Infinities and NaNs are artifacts that help deal with the inexactness of binary floating-point arithmetic. The semantics dealing with infinities and NaNs, or the circumstances leading to their generation are somewhat arbitrary. However, as most Scheme implementation use an IEEE-754-conformant implementation [18] of flonums, R6RS uses the particular semantics from this standard as the basis for the treatment of infinities and NaNs in the report. This is also the reason why infinities and NaNs are flonums and thus inexact real number objects, allowing Scheme systems to exploit the closure properties arising from their being part of the standard IEEE-754 floating-point representation. See section 11.6.6 for details on closure properties.

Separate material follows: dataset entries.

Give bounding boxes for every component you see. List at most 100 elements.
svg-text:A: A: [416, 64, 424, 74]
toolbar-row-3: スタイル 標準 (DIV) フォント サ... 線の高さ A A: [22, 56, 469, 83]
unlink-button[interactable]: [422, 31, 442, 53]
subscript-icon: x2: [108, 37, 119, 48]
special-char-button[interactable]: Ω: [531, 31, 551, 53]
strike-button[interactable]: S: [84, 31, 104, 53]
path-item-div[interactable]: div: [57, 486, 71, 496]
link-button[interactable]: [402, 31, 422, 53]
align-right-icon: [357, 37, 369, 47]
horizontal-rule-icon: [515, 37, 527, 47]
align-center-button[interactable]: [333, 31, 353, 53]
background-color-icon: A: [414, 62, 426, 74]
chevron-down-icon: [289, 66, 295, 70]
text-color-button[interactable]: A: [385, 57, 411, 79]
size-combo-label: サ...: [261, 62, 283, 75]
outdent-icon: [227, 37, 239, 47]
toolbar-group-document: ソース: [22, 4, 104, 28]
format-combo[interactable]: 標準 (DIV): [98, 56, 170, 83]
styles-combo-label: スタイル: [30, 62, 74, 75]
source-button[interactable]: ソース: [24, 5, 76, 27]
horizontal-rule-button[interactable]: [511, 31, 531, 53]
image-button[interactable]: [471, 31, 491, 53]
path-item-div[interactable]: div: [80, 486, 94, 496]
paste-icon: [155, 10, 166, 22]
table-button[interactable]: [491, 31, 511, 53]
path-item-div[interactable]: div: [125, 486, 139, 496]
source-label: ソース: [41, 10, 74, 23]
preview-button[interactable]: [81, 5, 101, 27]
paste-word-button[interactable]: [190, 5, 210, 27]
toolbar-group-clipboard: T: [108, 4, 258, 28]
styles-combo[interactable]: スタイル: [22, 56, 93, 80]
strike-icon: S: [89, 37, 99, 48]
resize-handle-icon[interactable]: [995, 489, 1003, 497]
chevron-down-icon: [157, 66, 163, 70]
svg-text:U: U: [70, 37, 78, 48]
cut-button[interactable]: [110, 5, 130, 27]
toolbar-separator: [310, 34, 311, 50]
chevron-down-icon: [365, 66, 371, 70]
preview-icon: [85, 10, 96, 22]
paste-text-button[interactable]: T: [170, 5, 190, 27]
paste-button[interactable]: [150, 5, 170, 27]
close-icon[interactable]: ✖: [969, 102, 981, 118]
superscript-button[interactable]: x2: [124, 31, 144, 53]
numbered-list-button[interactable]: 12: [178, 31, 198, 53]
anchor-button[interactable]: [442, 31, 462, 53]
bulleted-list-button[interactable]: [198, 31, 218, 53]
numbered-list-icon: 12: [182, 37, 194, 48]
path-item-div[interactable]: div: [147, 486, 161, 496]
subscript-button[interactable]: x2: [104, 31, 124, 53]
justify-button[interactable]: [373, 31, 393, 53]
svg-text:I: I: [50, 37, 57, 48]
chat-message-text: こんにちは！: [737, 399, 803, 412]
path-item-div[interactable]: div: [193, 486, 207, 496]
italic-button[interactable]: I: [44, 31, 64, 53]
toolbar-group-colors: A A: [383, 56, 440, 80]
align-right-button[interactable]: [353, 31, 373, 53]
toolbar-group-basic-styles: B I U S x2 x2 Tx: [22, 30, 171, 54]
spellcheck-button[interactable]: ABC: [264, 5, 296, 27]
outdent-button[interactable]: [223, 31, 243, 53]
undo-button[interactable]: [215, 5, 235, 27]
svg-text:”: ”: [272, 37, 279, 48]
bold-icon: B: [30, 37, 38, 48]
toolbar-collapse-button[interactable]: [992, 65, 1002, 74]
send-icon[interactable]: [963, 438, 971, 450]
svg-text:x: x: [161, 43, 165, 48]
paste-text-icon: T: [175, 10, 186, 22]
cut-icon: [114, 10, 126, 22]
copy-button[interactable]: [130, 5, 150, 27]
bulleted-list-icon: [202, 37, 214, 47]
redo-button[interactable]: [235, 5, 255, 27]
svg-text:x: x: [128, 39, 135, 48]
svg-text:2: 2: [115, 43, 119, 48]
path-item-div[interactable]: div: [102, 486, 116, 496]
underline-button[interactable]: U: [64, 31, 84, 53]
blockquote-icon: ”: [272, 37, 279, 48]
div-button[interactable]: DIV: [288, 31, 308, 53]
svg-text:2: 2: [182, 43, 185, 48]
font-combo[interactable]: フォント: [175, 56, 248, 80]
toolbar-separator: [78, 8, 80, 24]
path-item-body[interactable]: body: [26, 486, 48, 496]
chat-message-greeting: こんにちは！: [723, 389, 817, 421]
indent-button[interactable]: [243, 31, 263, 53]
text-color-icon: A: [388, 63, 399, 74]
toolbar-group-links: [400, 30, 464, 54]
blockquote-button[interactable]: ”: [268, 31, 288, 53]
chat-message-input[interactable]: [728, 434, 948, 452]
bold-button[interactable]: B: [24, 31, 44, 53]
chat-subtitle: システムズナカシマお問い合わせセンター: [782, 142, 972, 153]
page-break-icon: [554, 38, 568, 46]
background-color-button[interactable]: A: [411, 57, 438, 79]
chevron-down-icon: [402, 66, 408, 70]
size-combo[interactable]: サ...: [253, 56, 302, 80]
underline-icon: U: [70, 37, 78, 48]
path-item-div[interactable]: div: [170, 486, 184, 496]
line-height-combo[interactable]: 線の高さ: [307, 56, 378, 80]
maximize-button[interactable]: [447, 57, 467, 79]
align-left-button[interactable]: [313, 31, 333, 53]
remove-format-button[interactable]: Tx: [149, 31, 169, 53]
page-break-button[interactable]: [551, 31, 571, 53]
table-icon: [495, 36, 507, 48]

Infinities and NaNs are not considered integers (or even rational) by R6RS. Despite this, the ceiling, floor, round, and truncate procedures (and their fl-prefixed counterparts) return an infinity or NaN when given an infinity or NaN as an argument. This has the advantage of allowing these procedures to take arbitrary real (or flonum) arguments but the disadvantage that they do not always return integer values. The integer values of the mathematical equivalents of these procedures are, in fact, infinite for infinite inputs. Also, while infinities are not considered integers, they might represent infinite integers. So the extension to infinities, at least, makes sense. The extension to NaNs is somewhat more arbitrary.
R6RS intentionally does not require a Scheme implementation to use infinities and NaNs as specified in IEEE 754. Hence, support for them is optional.
A distinguished -0.0 is another artifact of IEEE 754, which can be used to construct certain branch cuts. A Scheme implementation is not required to distinguish -0.0. If it does, however, the behavior of the transcendental functions is sensitive to the distinction.